An unencrypted laptop was recently stolen from a NASA employee's car, exposing a "large number" of NASA employees' personal information.
"'We are thoroughly assessing and investigating the incident, and taking every possible action to mitigate the risk of harm or inconvenience to affected employees,' said Richard J. Keegan Jr, associate deputy administrator," writes Threatpost's Michael Mimoso. "The theft took place on Halloween; thieves not only took the laptop but official NASA documents issued to a person the agency referred to as a headquarters employee."
"NASA has hired data breach specialist ID Experts to help notify all of the individuals affected by the breach, Keegan said," writes Computerworld's Jaikumar Vijayan. "Those whose personal data could be accessed by the crooks will receive free credit monitoring and identity theft monitoring services as well as an insurance reimbursement policy in case of identity theft."
"NASA doesn't yet know the full extent of the breach, presumably because the agency is still attempting to reconstruct and study everything that was on the stolen laptop," writes InformationWeek's Mathew J. Schwartz. "'Because of the amount of information that must be reviewed and validated electronically and manually, it may take up to 60 days for all individuals impacted by this breach to be identified and contacted,' said Keegan."

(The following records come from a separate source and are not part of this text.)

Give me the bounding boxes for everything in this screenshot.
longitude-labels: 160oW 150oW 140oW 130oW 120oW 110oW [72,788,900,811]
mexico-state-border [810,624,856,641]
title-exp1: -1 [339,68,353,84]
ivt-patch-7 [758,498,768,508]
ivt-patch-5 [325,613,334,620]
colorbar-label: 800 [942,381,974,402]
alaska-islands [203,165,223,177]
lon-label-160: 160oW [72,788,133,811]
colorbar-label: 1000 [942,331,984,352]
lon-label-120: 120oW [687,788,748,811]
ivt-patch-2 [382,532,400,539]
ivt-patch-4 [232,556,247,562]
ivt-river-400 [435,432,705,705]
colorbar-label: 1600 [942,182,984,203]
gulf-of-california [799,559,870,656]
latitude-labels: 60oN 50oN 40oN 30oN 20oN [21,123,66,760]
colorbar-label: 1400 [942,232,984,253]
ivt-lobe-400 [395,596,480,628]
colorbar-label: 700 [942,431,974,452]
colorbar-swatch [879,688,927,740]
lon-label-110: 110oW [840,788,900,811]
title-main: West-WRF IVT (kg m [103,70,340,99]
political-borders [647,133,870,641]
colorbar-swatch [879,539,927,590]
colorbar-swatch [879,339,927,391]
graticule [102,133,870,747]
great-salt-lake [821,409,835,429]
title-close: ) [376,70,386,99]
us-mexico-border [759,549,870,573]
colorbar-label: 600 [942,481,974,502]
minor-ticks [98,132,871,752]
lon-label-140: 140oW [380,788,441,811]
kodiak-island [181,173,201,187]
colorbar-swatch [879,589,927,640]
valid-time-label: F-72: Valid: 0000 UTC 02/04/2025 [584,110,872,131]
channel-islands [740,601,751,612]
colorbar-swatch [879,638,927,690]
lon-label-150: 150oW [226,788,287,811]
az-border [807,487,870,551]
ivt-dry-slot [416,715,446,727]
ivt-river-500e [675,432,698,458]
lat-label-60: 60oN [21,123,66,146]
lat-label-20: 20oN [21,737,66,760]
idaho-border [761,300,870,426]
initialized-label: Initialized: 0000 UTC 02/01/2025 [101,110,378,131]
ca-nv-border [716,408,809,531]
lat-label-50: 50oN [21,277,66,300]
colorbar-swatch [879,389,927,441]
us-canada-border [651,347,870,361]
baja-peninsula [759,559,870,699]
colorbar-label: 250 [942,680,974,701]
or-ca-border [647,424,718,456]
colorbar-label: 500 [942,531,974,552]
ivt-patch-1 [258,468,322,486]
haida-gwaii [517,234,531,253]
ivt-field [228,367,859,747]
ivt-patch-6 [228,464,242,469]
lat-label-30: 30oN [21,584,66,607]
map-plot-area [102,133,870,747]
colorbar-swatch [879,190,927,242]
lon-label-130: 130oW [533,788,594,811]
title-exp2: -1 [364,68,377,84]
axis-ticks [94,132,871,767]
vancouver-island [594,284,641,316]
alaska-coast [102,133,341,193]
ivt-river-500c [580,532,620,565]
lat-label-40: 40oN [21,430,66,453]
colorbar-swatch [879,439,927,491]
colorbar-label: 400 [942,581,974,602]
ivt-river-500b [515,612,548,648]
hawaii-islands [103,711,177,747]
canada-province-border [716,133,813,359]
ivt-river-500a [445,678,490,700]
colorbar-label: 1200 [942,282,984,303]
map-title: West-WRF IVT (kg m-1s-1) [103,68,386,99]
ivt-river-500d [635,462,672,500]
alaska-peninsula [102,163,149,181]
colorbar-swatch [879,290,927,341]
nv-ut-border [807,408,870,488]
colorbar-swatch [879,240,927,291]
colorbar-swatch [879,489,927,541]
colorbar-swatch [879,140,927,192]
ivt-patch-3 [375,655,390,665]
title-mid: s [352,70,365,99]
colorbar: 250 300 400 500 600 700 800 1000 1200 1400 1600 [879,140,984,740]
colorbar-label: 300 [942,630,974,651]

"While this issue is sorted out, NASA has banned employees from removing laptops with sensitive information from its facilities unless whole disk encryption software is enabled or the sensitive files are individually encrypted," writes PCMag.com's Chloe Albanesius. "NASA's IT staff has been ordered to encrypt a large number of its laptops by Nov. 21 and to complete the process by Dec. 21."
"Fortunately, NASA has also declared that storage of sensitive information on smart phones or other mobile devices is now taboo," writes Sophos' Lisa Vaas. "Let's hope they also have an eye toward all the places that data propagates, whether it's in emailed attachments, on mail servers that might be in the cloud, on smartphone mail apps, on backup tapes, or in any internal or outsourced operations."